In between such revelations, Piercy numbs the reader with the latest developments in Cape Cod real-estate: quarrels over cesspool design, building permits and beach access rights. These things do obsess Cape dwellers, and though they provide a certain insight into small-town politics and social life, in the absence of a coherent portrait of the social forces at work in the larger town these bites of information have no place to land. Though ostensibly a novel about class conflict and small-town society, “Summer People” does not transcend the domestic dramas of its central characters; there’s very little sense of how they integrate into the community, and how, for example, a bisexual triangle would be received by those other winter townspeople who hardly rate a mention--the more conservative Portuguese shop owners and fishermen who share the off-season cape with year-round artists and whose children grow up side-by-side in school. In this sense the novel is guilty of the same oversights and condescensions of which the millionaire stands accused.
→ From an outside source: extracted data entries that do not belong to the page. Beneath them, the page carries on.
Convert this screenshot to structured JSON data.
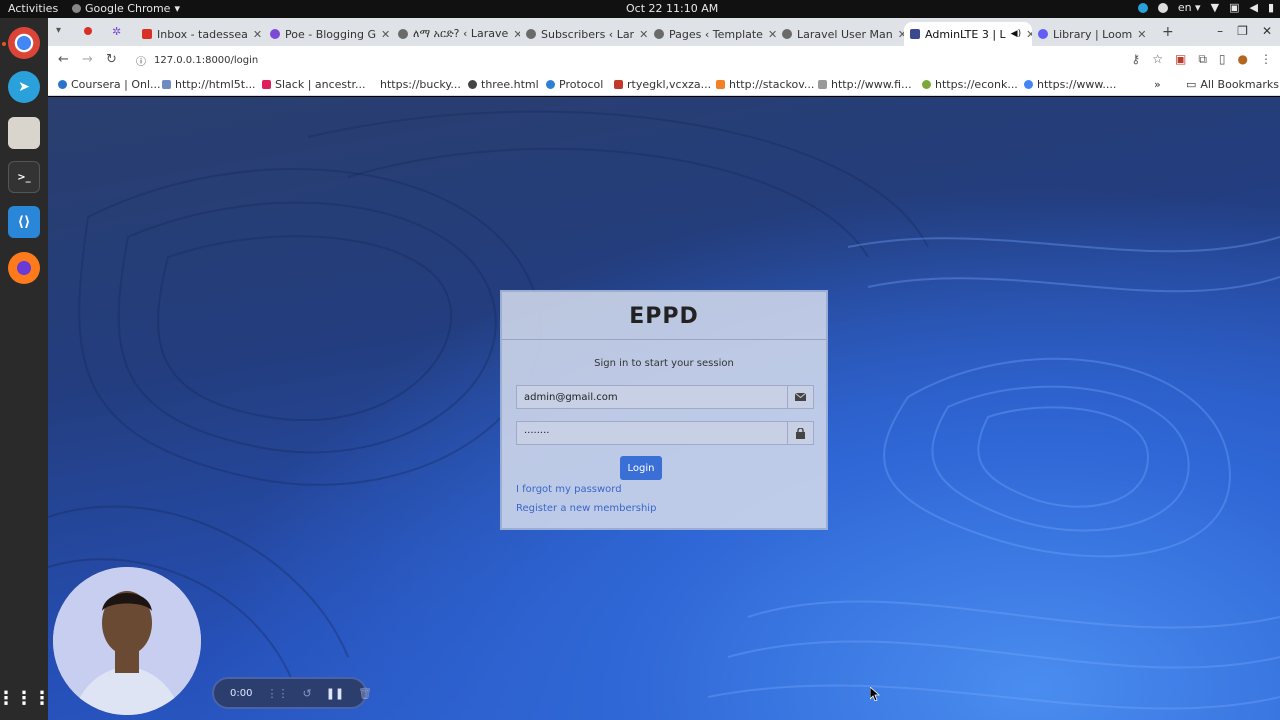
{
  "system": {
    "activities": "Activities",
    "app_name": "Google Chrome",
    "clock": "Oct 22  11:10 AM",
    "language": "en"
  },
  "browser": {
    "tabs": [
      {
        "label": "Inbox - tadessea",
        "color": "#d93025"
      },
      {
        "label": "Poe - Blogging G",
        "color": "#7b4bd6"
      },
      {
        "label": "ለማ አርድ? ‹ Larave",
        "color": "#6a6a6a"
      },
      {
        "label": "Subscribers ‹ Lar",
        "color": "#6a6a6a"
      },
      {
        "label": "Pages ‹ Template",
        "color": "#6a6a6a"
      },
      {
        "label": "Laravel User Man",
        "color": "#6a6a6a"
      },
      {
        "label": "AdminLTE 3 | L",
        "color": "#3b4a8f",
        "active": true
      },
      {
        "label": "Library | Loom",
        "color": "#625df5"
      }
    ],
    "url": "127.0.0.1:8000/login",
    "bookmarks": [
      {
        "label": "Coursera | Onl...",
        "color": "#2a73cc"
      },
      {
        "label": "http://html5t...",
        "color": "#6e8bc2"
      },
      {
        "label": "Slack | ancestr...",
        "color": "#e01e5a"
      },
      {
        "label": "https://bucky...",
        "color": "#ffffff"
      },
      {
        "label": "three.html",
        "color": "#444444"
      },
      {
        "label": "Protocol",
        "color": "#2d7fd3"
      },
      {
        "label": "rtyegkl,vcxza...",
        "color": "#c0392b"
      },
      {
        "label": "http://stackov...",
        "color": "#f48024"
      },
      {
        "label": "http://www.fi...",
        "color": "#999999"
      },
      {
        "label": "https://econk...",
        "color": "#7aa83a"
      },
      {
        "label": "https://www....",
        "color": "#4285f4"
      }
    ],
    "all_bookmarks": "All Bookmarks"
  },
  "login": {
    "brand": "EPPD",
    "message": "Sign in to start your session",
    "email_value": "admin@gmail.com",
    "password_value": "········",
    "button": "Login",
    "forgot": "I forgot my password",
    "register": "Register a new membership",
    "accent": "#3a6fd6"
  },
  "loom": {
    "timer": "0:00"
  }
}
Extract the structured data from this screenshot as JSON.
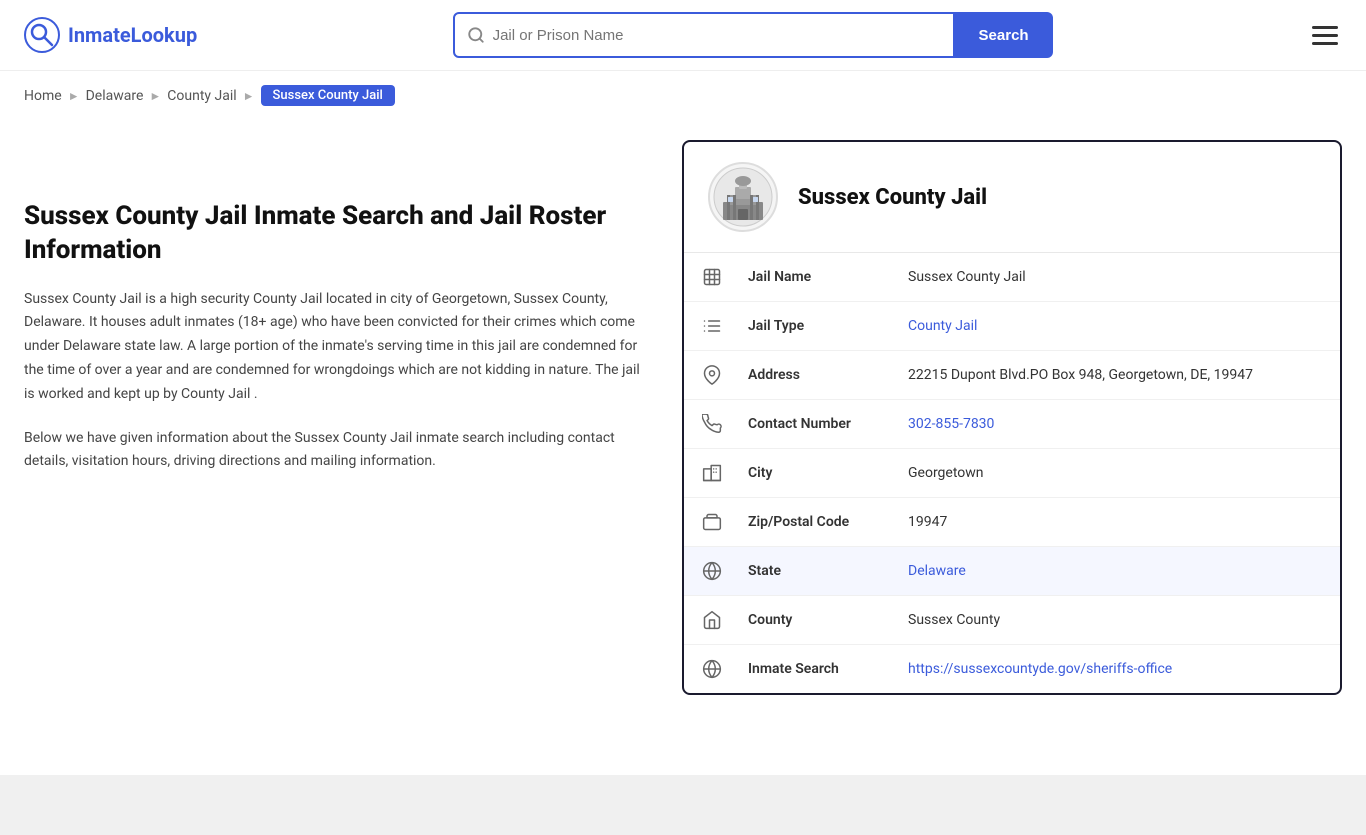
{
  "header": {
    "logo_text_plain": "Inmate",
    "logo_text_accent": "Lookup",
    "search_placeholder": "Jail or Prison Name",
    "search_button_label": "Search",
    "menu_label": "Menu"
  },
  "breadcrumb": {
    "items": [
      {
        "label": "Home",
        "href": "#"
      },
      {
        "label": "Delaware",
        "href": "#"
      },
      {
        "label": "County Jail",
        "href": "#"
      },
      {
        "label": "Sussex County Jail",
        "active": true
      }
    ]
  },
  "left": {
    "title": "Sussex County Jail Inmate Search and Jail Roster Information",
    "description1": "Sussex County Jail is a high security County Jail located in city of Georgetown, Sussex County, Delaware. It houses adult inmates (18+ age) who have been convicted for their crimes which come under Delaware state law. A large portion of the inmate's serving time in this jail are condemned for the time of over a year and are condemned for wrongdoings which are not kidding in nature. The jail is worked and kept up by County Jail .",
    "description2": "Below we have given information about the Sussex County Jail inmate search including contact details, visitation hours, driving directions and mailing information."
  },
  "card": {
    "jail_name_header": "Sussex County Jail",
    "rows": [
      {
        "label": "Jail Name",
        "value": "Sussex County Jail",
        "link": null,
        "icon": "jail-icon",
        "highlighted": false
      },
      {
        "label": "Jail Type",
        "value": "County Jail",
        "link": "#",
        "icon": "list-icon",
        "highlighted": false
      },
      {
        "label": "Address",
        "value": "22215 Dupont Blvd.PO Box 948, Georgetown, DE, 19947",
        "link": null,
        "icon": "pin-icon",
        "highlighted": false
      },
      {
        "label": "Contact Number",
        "value": "302-855-7830",
        "link": "tel:302-855-7830",
        "icon": "phone-icon",
        "highlighted": false
      },
      {
        "label": "City",
        "value": "Georgetown",
        "link": null,
        "icon": "city-icon",
        "highlighted": false
      },
      {
        "label": "Zip/Postal Code",
        "value": "19947",
        "link": null,
        "icon": "mail-icon",
        "highlighted": false
      },
      {
        "label": "State",
        "value": "Delaware",
        "link": "#",
        "icon": "globe-icon",
        "highlighted": true
      },
      {
        "label": "County",
        "value": "Sussex County",
        "link": null,
        "icon": "county-icon",
        "highlighted": false
      },
      {
        "label": "Inmate Search",
        "value": "https://sussexcountyde.gov/sheriffs-office",
        "link": "https://sussexcountyde.gov/sheriffs-office",
        "icon": "globe2-icon",
        "highlighted": false
      }
    ]
  }
}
But what is most disappointing about “Summer People” is the opportunity Piercy has missed to examine the social structure of the East Coast art world in all its contradictions and hypocrisies. “Summer People” takes the easy road of pitting the “haves,” that rich, soulless businessman, against the soulful “have-nots,” those artists. How much more interesting it would have been to take on the class structure of the art world itself, the way in which anointed artists--much more than the merely wealthy--rule the Cape Cod social roost; if not in the Hyannis compound of the Kennedys, certainly in the Wellfleet-Provincetown axis where the book occurs. In the real art world, the artist showmen have become the millionaires, buy the most lavish beachfront properties, hire poor artists as their bartenders, and the nouveau riche Tyrones hope against hope to be invited in. Sadly, there isn’t room in Piercy’s imagination for soulless artists and soulful businessmen, or for the sort of contradictions in character that make human beings interesting.